The narrative that I threw out there at the opening where a team would struggle with a locker room of one star and twenty-four other guys doesn’t seem to hold water when it comes to payrolls or on-field performances.  Where it can come into play is locker room dynamics which can occasionally affect on-field performance but not in any sort of quantifiable way.  Happy players play better and if there is a huge divide between the superstar and everyone else, that can make people unhappy, leading to inferior play.

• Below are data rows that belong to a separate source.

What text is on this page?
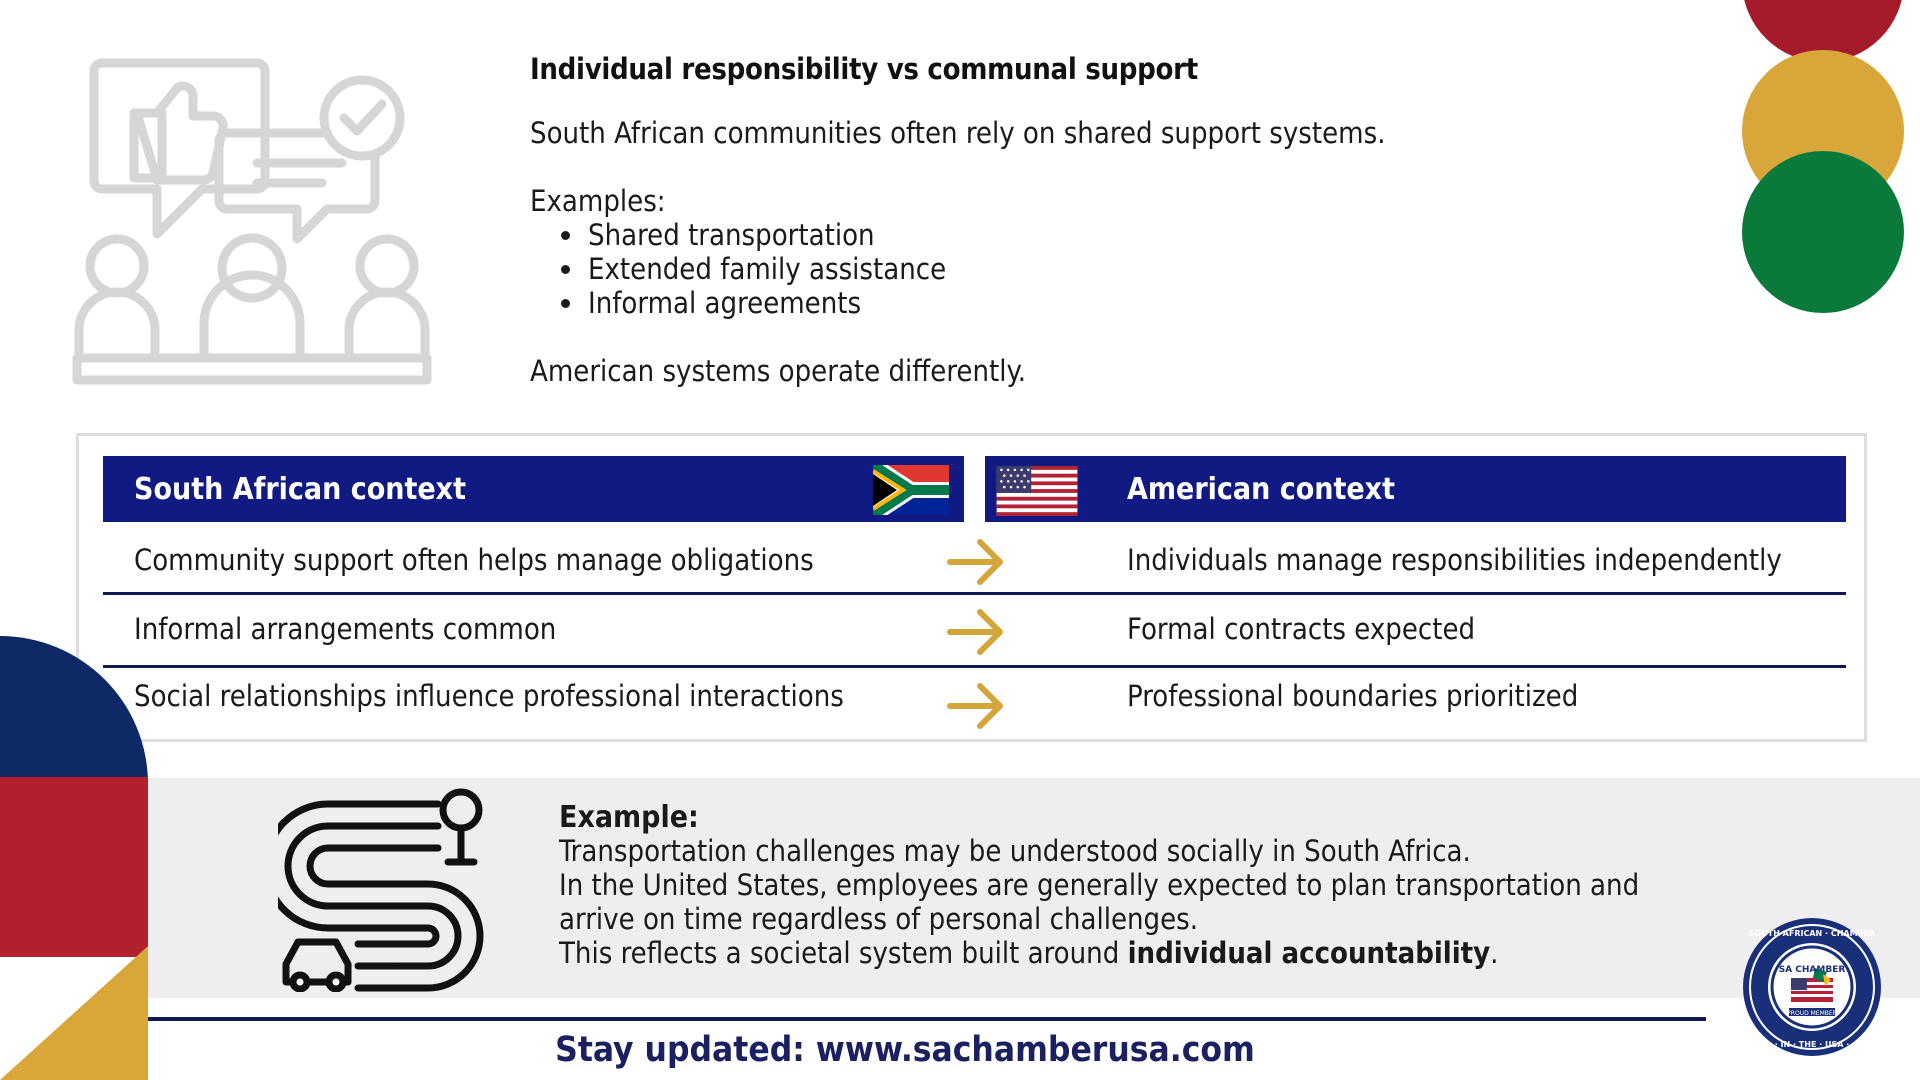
Individual responsibility vs communal support
South African communities often rely on shared support systems.
Examples:
• Shared transportation
• Extended family assistance
• Informal agreements
American systems operate differently.
South African context	American context
Community support often helps manage obligations	Individuals manage responsibilities independently
Informal arrangements common	Formal contracts expected
Social relationships influence professional interactions	Professional boundaries prioritized
Example:
Transportation challenges may be understood socially in South Africa.
In the United States, employees are generally expected to plan transportation and arrive on time regardless of personal challenges.
This reflects a societal system built around individual accountability.
Stay updated: www.sachamberusa.com
PROUD MEMBER
SA CHAMBER
SOUTH AFRICAN · CHAMBER
· IN · THE · USA ·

That brings me to the central conclusion of this entire exercise; salary should not be mistaken for value.  For the lion’s share of his 10 year, $252 million deal (of which he opted out of the last three years) Alex Rodriguez was worth every penny and in fact quite a bit more.  Despite the fact that he was making ludicrous amounts of money, by any statistical measure, he was earning it.  Meanwhile, there are a litany of long term contracts that a player signed and then apparently forgot how to hit or pitch.

You can have a team with a very high Gini Index that gets enormous value from younger players who aren’t making all that much money, leading to higher win totals.  Albert Pujols and Mike Trout both produced three MVP quality seasons while making less than $1 million per season.

You can also have a team with a lower Gini Index that is lower because the payroll is so high.  The World Series winning 2013 Red Sox had a very low Gini Index of 0.4672 despite seven individual salaries in excess of $10 million.  However, when the overall payroll is $177.9 million, none of those contracts take up all that large of a chunk by themselves.

MIAMI MARLINS GOING FORWARD

In my mind, the Marlins have two main options for the foreseeable future (in other words, the next six years before Stanton can opt out of this contract); they can attempt to pinch pennies and extract maximum value out of younger players or they can delve into the free agent market more to search for those elusive wins.  Either route involves risk and can be potentially very costly; missed draft picks and prospects can cost a franchise time while free agent blunders can cost huge amounts of money.

Either route, the most important aspect is a commitment to build a winning team.  Over the past ten years, the Yankees and Cardinals rank first and third, respectively, in regular season wins (with 934 and 889) despite very divergent management philosophies.  What they have in common is ownership and management groups that want to win.  It’s no coincidence that the Dodgers are 2nd, the Red Sox are 4th, the Phillies 5th, and the Tigers 6th on that list.  They all want to win, regardless of how they acquire the talent to do so.  Likewise, it’s no accident that the Marlins have won only 763 games, 23rd most in the league.  Over the past decade, they too have been consistent.  They have drafted and developed good players, and then shipped them out of town before they got too expensive.

For Stanton’s sake, I hope this signals a drastic shift in their organizational mentality.  If they don’t, I hope he doesn’t opt out and forces the Marlins to pay every penny of that $325 million.